The editorial board has historically comprised senior researchers drawn from institutions including Massachusetts Institute of Technology, Université Paris-Saclay, Max Planck Society institutes, and national laboratories such as KEK. Manuscript handling follows peer review standards common to major publishers; submissions undergo editorial triage, referee evaluation by experts at institutions like Yale University and University of Chicago, and revisions overseen by associate editors affiliated with centers such as INFN and Kavli Institute for Theoretical Physics. Special issues have been organized around conferences held at venues like Les Houches and SISSA, guest-edited by researchers from Scuola Normale Superiore and Rudolf Peierls Centre for Theoretical Physics. The journal accepts contributions in English and enforces formatting practices consistent with Elsevier's production workflows used also by journals such as Physics Letters B.
Nuclear Physics B has been widely cited within communities at CERN, DESY, and large university departments including Stanford University and University of Cambridge. Its impact is reflected by the centrality of papers that influenced directions taken at major projects like the Large Electron–Positron Collider and the Large Hadron Collider. The journal is often referenced alongside other leading titles such as Journal of High Energy Physics and Physical Review D in literature reviews and curricula at institutions like Imperial College London and University of Tokyo. While commercial publishing models have prompted debate among stakeholders at entities like SCOAP3 and consortia including HEPData, Nuclear Physics B remains a recognized venue for high-profile theoretical results and phenomenological analyses, cited in award citations for prizes such as the Dirac Medal and the Breakthrough Prize in Fundamental Physics.

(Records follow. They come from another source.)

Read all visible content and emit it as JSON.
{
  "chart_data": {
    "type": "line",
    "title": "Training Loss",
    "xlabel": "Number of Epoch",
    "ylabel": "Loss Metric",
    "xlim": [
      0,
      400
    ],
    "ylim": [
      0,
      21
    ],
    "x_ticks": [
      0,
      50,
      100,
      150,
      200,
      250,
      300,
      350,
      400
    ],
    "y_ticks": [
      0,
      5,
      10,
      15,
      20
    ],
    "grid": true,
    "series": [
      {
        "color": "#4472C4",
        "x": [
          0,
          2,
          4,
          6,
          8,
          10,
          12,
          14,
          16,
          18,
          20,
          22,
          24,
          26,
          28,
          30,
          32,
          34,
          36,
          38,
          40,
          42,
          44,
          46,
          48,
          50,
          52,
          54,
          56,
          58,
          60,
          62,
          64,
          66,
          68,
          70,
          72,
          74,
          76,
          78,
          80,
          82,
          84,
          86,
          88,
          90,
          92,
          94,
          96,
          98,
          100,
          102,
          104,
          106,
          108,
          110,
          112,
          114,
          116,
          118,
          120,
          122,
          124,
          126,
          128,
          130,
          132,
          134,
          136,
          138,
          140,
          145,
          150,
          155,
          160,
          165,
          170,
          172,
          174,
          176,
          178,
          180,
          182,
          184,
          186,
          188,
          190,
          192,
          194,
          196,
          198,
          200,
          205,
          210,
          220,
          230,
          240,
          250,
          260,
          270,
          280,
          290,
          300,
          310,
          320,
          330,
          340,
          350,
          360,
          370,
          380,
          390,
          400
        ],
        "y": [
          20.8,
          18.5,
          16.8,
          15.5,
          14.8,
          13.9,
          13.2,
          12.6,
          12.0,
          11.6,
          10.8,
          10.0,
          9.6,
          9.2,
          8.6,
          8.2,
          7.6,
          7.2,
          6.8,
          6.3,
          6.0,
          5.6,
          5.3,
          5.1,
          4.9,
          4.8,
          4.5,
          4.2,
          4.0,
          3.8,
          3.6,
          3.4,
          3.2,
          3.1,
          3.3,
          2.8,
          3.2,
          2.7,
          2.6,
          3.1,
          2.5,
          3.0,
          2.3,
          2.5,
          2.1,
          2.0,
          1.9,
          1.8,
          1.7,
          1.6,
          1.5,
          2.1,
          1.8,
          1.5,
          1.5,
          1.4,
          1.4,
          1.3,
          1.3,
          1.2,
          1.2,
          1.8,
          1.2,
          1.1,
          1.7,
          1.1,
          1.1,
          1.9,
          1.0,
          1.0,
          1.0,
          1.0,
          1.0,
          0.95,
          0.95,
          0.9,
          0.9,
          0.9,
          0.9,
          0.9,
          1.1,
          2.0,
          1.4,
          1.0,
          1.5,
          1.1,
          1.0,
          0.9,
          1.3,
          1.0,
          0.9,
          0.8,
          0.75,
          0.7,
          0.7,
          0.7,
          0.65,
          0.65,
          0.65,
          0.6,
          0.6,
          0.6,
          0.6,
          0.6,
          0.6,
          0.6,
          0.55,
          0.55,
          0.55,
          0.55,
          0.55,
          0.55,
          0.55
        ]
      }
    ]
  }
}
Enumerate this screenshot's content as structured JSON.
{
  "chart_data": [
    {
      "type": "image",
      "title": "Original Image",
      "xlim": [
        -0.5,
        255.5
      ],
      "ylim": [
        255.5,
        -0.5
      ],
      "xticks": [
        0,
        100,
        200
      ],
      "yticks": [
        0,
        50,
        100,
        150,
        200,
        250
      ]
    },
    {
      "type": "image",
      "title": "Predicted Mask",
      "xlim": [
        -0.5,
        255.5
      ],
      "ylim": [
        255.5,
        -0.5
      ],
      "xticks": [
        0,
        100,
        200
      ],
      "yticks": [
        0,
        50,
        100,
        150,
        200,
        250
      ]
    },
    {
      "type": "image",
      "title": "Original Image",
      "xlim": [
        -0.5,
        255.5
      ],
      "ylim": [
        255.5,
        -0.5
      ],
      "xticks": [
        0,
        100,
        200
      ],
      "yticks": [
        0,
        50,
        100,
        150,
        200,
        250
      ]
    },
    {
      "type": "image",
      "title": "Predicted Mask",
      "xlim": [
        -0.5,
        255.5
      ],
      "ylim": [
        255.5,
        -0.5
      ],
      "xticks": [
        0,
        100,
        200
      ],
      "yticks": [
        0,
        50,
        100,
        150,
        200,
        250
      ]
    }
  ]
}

The journal has published landmark contributions by authors affiliated with institutions such as Princeton University, Harvard University, Cambridge University, and University of California, Berkeley. Notable topics include early formulations of asymptotic freedom connected to work informing the Nobel Prize in Physics awarded to researchers at CERN-related collaborations, influential constructions in supersymmetric gauge theory developed by groups at Rutgers University and University of Chicago, and advances in anomaly cancellation that influenced model building at centers like MIT and Caltech. Seminal string-theory and AdS/CFT-related articles from researchers associated with Institute for Advanced Study and Princeton appeared in the journal, as did pivotal perturbative QCD calculations relevant to analyses at Tevatron and LHC experiments such as ATLAS and CMS. The journal has also hosted influential lattice QCD studies performed by collaborations operating out of CERN-linked groups and national computing centers at NERSC.